Глава 14 Воспоминания Джеба
Когда пришло известие об убийстве в Датфилдс-ярде, меня не было в отделе новостей, хотя, поскольку Джек, как я теперь о нем думал, наносил свои удары по выходным и поздно ночью, я перестроил свой рабочий график так, чтобы находиться в редакции и быть готовым лететь на место тогда, когда он с наибольшей вероятностью в следующий раз даст о себе знать. Однако на тот же самый распорядок дня перешел Гарри (а также мистер О’Коннор, Генри Брайт и еще несколько человек – если хотите, отряд быстрого реагирования, нацеленный исключительно на одного Джека), поэтому именно он помчался туда, оставив меня допивать горький чай в комнате отдыха, где я сидел в отвратительном настроении.
И вот вам ирония судьбы: мое отвратительное настроение оказало мне неоценимую услугу. Я не отправился в ту ночь к анархистскому клубу, где была обнаружена Долговязая Лиз, и посему оказался свободен для участия во втором действии кровавой драмы, ждать которого пришлось недолго.

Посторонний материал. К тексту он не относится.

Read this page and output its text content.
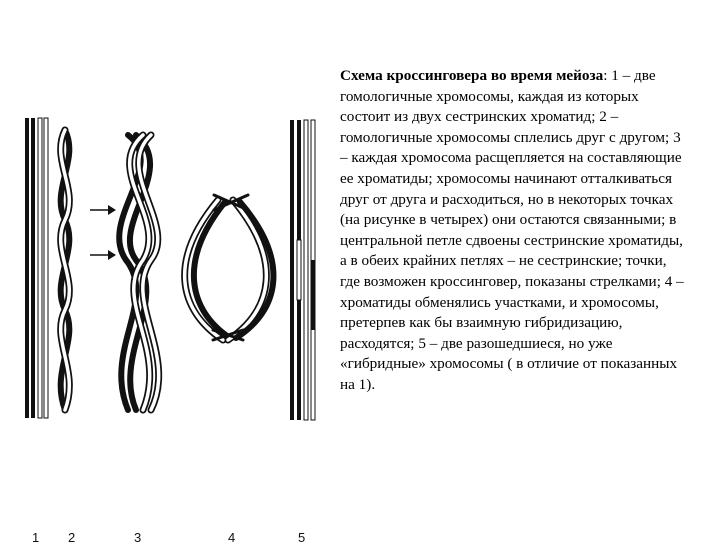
1 2	3	4	5
Схема кроссинговера во время мейоза: 1 – две гомологичные хромосомы, каждая из которых состоит из двух сестринских хроматид; 2 – гомологичные хромосомы сплелись друг с другом; 3 – каждая хромосома расщепляется на составляющие ее хроматиды; хромосомы начинают отталкиваться друг от друга и расходиться, но в некоторых точках (на рисунке в четырех) они остаются связанными; в центральной петле сдвоены сестринские хроматиды, а в обеих крайних петлях – не сестринские; точки, где возможен кроссинговер, показаны стрелками; 4 – хроматиды обменялись участками, и хромосомы, претерпев как бы взаимную гибридизацию, расходятся; 5 – две разошедшиеся, но уже «гибридные» хромосомы ( в отличие от показанных на 1).
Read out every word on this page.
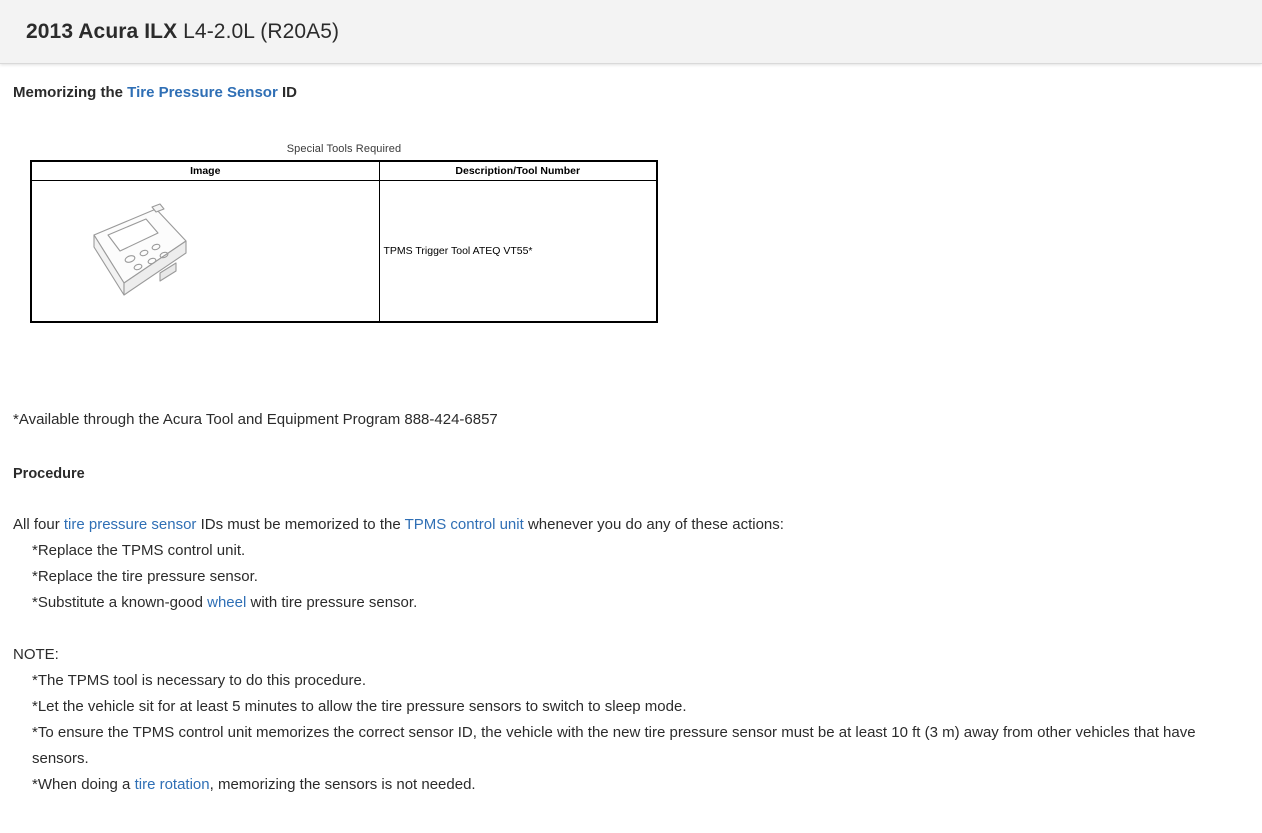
2013 Acura ILX L4-2.0L (R20A5)
Memorizing the Tire Pressure Sensor ID
Special Tools Required
Image	Description/Tool Number
	TPMS Trigger Tool ATEQ VT55*

*Available through the Acura Tool and Equipment Program 888-424-6857

Procedure

All four tire pressure sensor IDs must be memorized to the TPMS control unit whenever you do any of these actions:

*Replace the TPMS control unit.

*Replace the tire pressure sensor.

*Substitute a known-good wheel with tire pressure sensor.

NOTE:

*The TPMS tool is necessary to do this procedure.

*Let the vehicle sit for at least 5 minutes to allow the tire pressure sensors to switch to sleep mode.

*To ensure the TPMS control unit memorizes the correct sensor ID, the vehicle with the new tire pressure sensor must be at least 10 ft (3 m) away from other vehicles that have sensors.

*When doing a tire rotation, memorizing the sensors is not needed.
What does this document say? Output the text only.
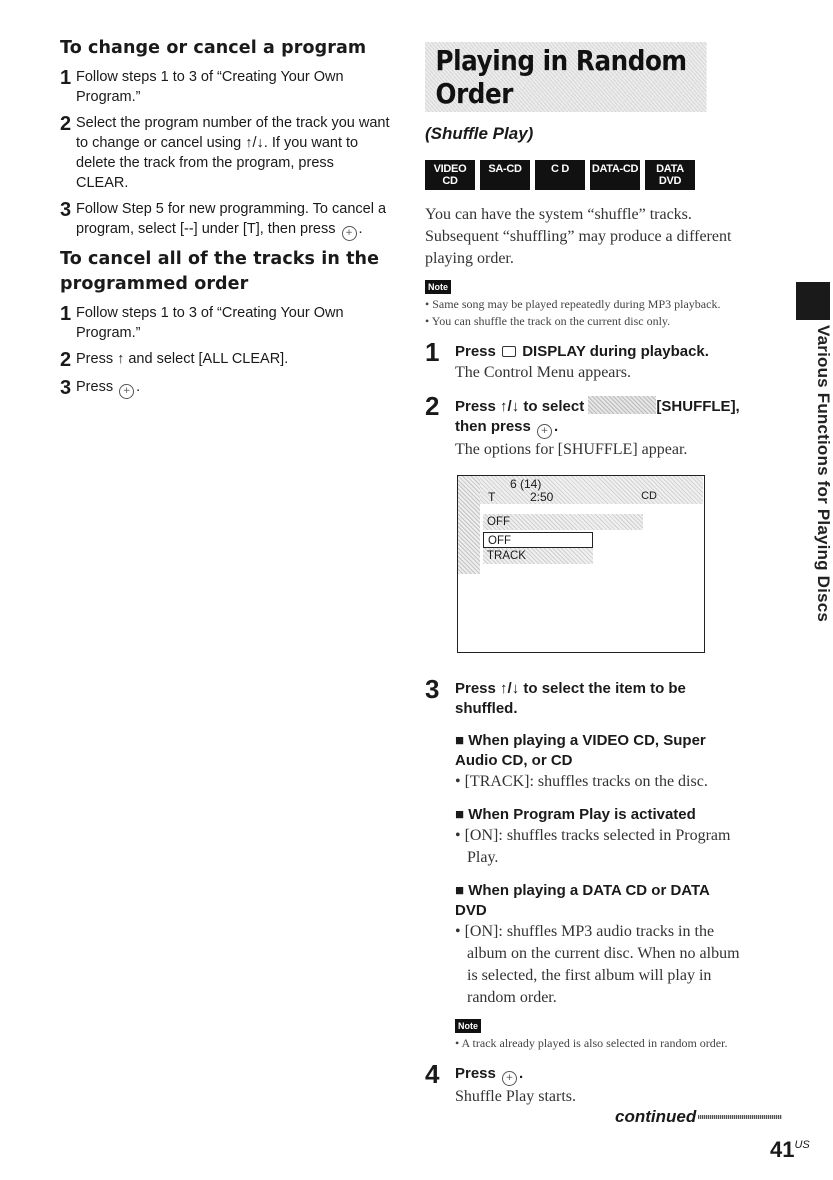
To change or cancel a program
1 Follow steps 1 to 3 of “Creating Your Own Program.”
2 Select the program number of the track you want to change or cancel using ↑/↓. If you want to delete the track from the program, press CLEAR.
3 Follow Step 5 for new programming. To cancel a program, select [--] under [T], then press + .
To cancel all of the tracks in the programmed order
1 Follow steps 1 to 3 of “Creating Your Own Program.”
2 Press ↑ and select [ALL CLEAR].
3 Press + .
Playing in Random Order
(Shuffle Play)
VIDEO CD
SA-CD	C D	DATA-CD	DATA DVD
You can have the system “shuffle” tracks. Subsequent “shuffling” may produce a different playing order.
Note
• Same song may be played repeatedly during MP3 playback.
• You can shuffle the track on the current disc only.
1	Press DISPLAY during playback.
The Control Menu appears.
2	Press ↑/↓ to select	[SHUFFLE],
then press + .
The options for [SHUFFLE] appear.
6 (14)
T	2:50	CD
OFF
OFF
TRACK
3	Press ↑/↓ to select the item to be shuffled.
■ When playing a VIDEO CD, Super Audio CD, or CD
• [TRACK]: shuffles tracks on the disc.
■ When Program Play is activated
• [ON]: shuffles tracks selected in Program Play.
■ When playing a DATA CD or DATA DVD
• [ON]: shuffles MP3 audio tracks in the album on the current disc. When no album is selected, the first album will play in random order.
Note
• A track already played is also selected in random order.
4	Press + .
Shuffle Play starts.
Various Functions for Playing Discs
continued
$41^{US}$
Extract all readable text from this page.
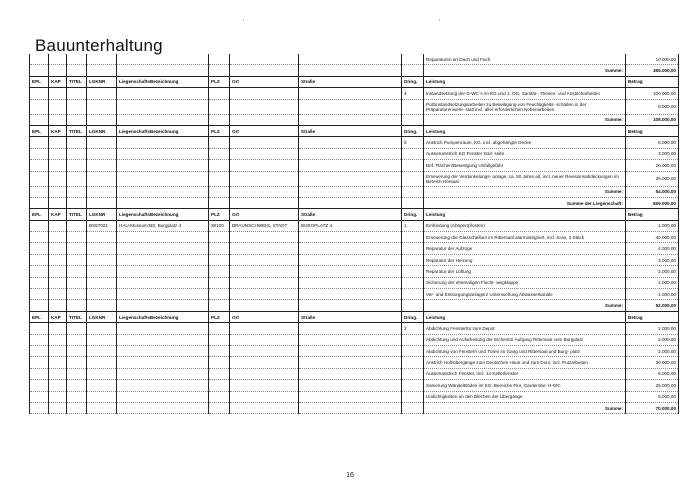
Bauunterhaltung
'	'
									Reparaturen an Dach und Fach	10.000,00
									Summe:	365.000,00
EPL	KAP	TITEL	LGKNR	LiegenschaftsBezeichnung	PLZ	Ort	Straße	Dring.	Leistung	Betrag
								4	Instandsetzung der D-WC´s im EG und 1. OG, Sanitär-, Fliesen- und Anstricharbeiten	100.000,00
									Putzinstandsetzungsarbeiten zu Beseitigung von Feuchtigkeits- schäden in der Präparatorenwerk- statt incl. aller erforderlichen Nebenarbeiten	8.000,00
									Summe:	108.000,00
EPL	KAP	TITEL	LGKNR	LiegenschaftsBezeichnung	PLZ	Ort	Straße	Dring.	Leistung	Betrag
								5	Anstrich Pumpenraum, KG, incl. abgehängte Decke	6.000,00
									Aussenanstrich KG Fenster Süd- seite	3.000,00
									Bef. Flächen/Beseitigung Unfallgefahr	20.000,00
									Erneuerung der Verdunkelungs- anlage, ca. 50 Jahre alt, incl. neuer Revisionsabdeckungen im Bereich Hörsaal	25.000,00
									Summe:	54.000,00
									Summe der Liegenschaft:	659.000,00
EPL	KAP	TITEL	LGKNR	LiegenschaftsBezeichnung	PLZ	Ort	Straße	Dring.	Leistung	Betrag
			BS57021	HAU-Museum;BS, Burgplatz 4	38100	BRAUNSCHWEIG, STADT	BURGPLATZ 4	1	Einfriedung (Absperrpfosten)	1.000,00
									Erneuerung der Glasscheiben im Rittersaal alarmintegriert, incl. Kran, 2 Stück	40.000,00
									Reparatur der Aufzüge	4.000,00
									Reparatur der Heizung	3.000,00
									Reparatur der Lüftung	2.000,00
									Sicherung der ehemaligen Flucht- wegklappe	1.000,00
									Ver- und Entsorgungsanlagen/ Untersuchung Abwasserkanäle	1.000,00
									Summe:	52.000,00
EPL	KAP	TITEL	LGKNR	LiegenschaftsBezeichnung	PLZ	Ort	Straße	Dring.	Leistung	Betrag
								2	Abdichtung Fenstertür zum Depot	1.000,00
									Abdichtung und Aufarbeitung der Eichentür Aufgang Rittersaal vom Burgplatz	2.000,00
									Abdichtung von Fenstern und Türen im Gang und Rittersaal und Burg- platz	2.000,00
									Anstrich Holzübergänge zum Deutschen Haus und zum Dom, incl. Putzarbeiten	30.000,00
									Aussenanstrich Fenster, incl. 14 Kellerfenster	5.000,00
									Sanierung Wände/Böden im KG, Bereiche Flur, Garderobe, H-WC	25.000,00
									Undichtigkeiten an den Blechen der Übergänge	5.000,00
									Summe:	70.000,00
16
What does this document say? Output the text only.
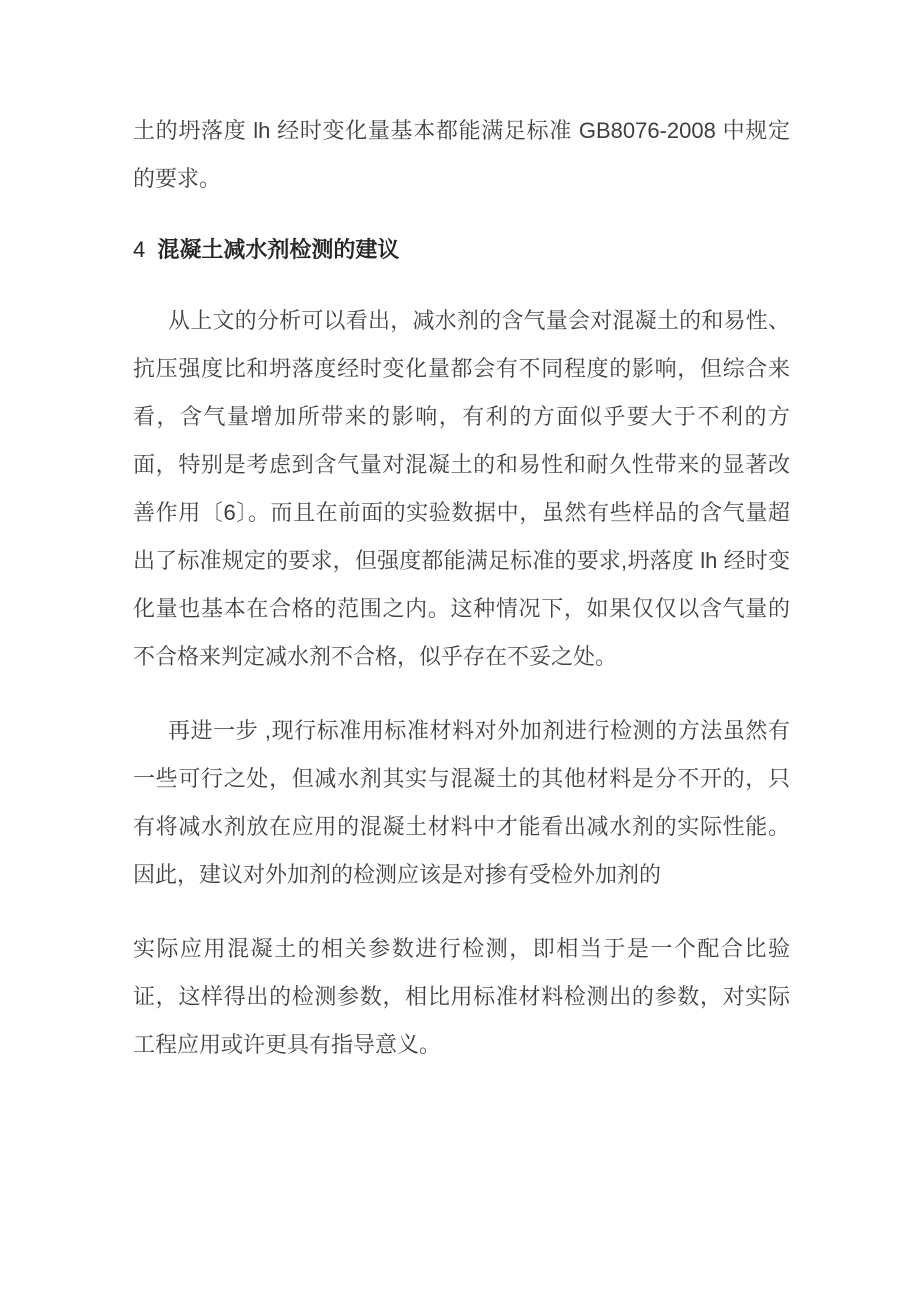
土的坍落度 lh 经时变化量基本都能满足标准 GB8076-2008 中规定的要求。

4 混凝土减水剂检测的建议

从上文的分析可以看出，减水剂的含气量会对混凝土的和易性、抗压强度比和坍落度经时变化量都会有不同程度的影响，但综合来看，含气量增加所带来的影响，有利的方面似乎要大于不利的方面，特别是考虑到含气量对混凝土的和易性和耐久性带来的显著改善作用〔6〕。而且在前面的实验数据中，虽然有些样品的含气量超出了标准规定的要求，但强度都能满足标准的要求,坍落度 lh 经时变化量也基本在合格的范围之内。这种情况下，如果仅仅以含气量的不合格来判定减水剂不合格，似乎存在不妥之处。

再进一步 ,现行标准用标准材料对外加剂进行检测的方法虽然有一些可行之处，但减水剂其实与混凝土的其他材料是分不开的，只有将减水剂放在应用的混凝土材料中才能看出减水剂的实际性能。 因此，建议对外加剂的检测应该是对掺有受检外加剂的

实际应用混凝土的相关参数进行检测，即相当于是一个配合比验证，这样得出的检测参数，相比用标准材料检测出的参数，对实际工程应用或许更具有指导意义。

Необходимо прояснить причину моего отвратительного настроения. Разумеется, оно было связано с этим проклятым письмом. Я долго трудился над ним, пока наконец не решил, что добился совершенства, после чего показал его О’Коннору. Я полагал, тот будет доволен, однако минул целый день, прежде чем наконец от него за мной пришел рассыльный – срок слишком большой, испугался я, и моя уверенность в себе, и без того хрупкая будто ваза в эпицентре урагана, начала давать трещины. Я вошел в кабинет, и там, в надвинутом на лоб козырьке от света, сидел О’Коннор, а рядом с ним, в одной сорочке, – Гарри Дэм, проклятый Гарри. Вы должны понять, что я не питал к Гарри ненависти; на самом деле я даже чувствовал определенное уважение к его безудержной энергии и умению разбираться во всех тонкостях нашего ремесла; и все-таки я его немного побаивался, сознавая, что честолюбие у него такое же непомерное, как и у меня, и он способен буквально на все, чтобы его удовлетворить. Больше того, презрение, которое Гарри испытывал к евреям, указывало на то, что у него внутри что-то не так.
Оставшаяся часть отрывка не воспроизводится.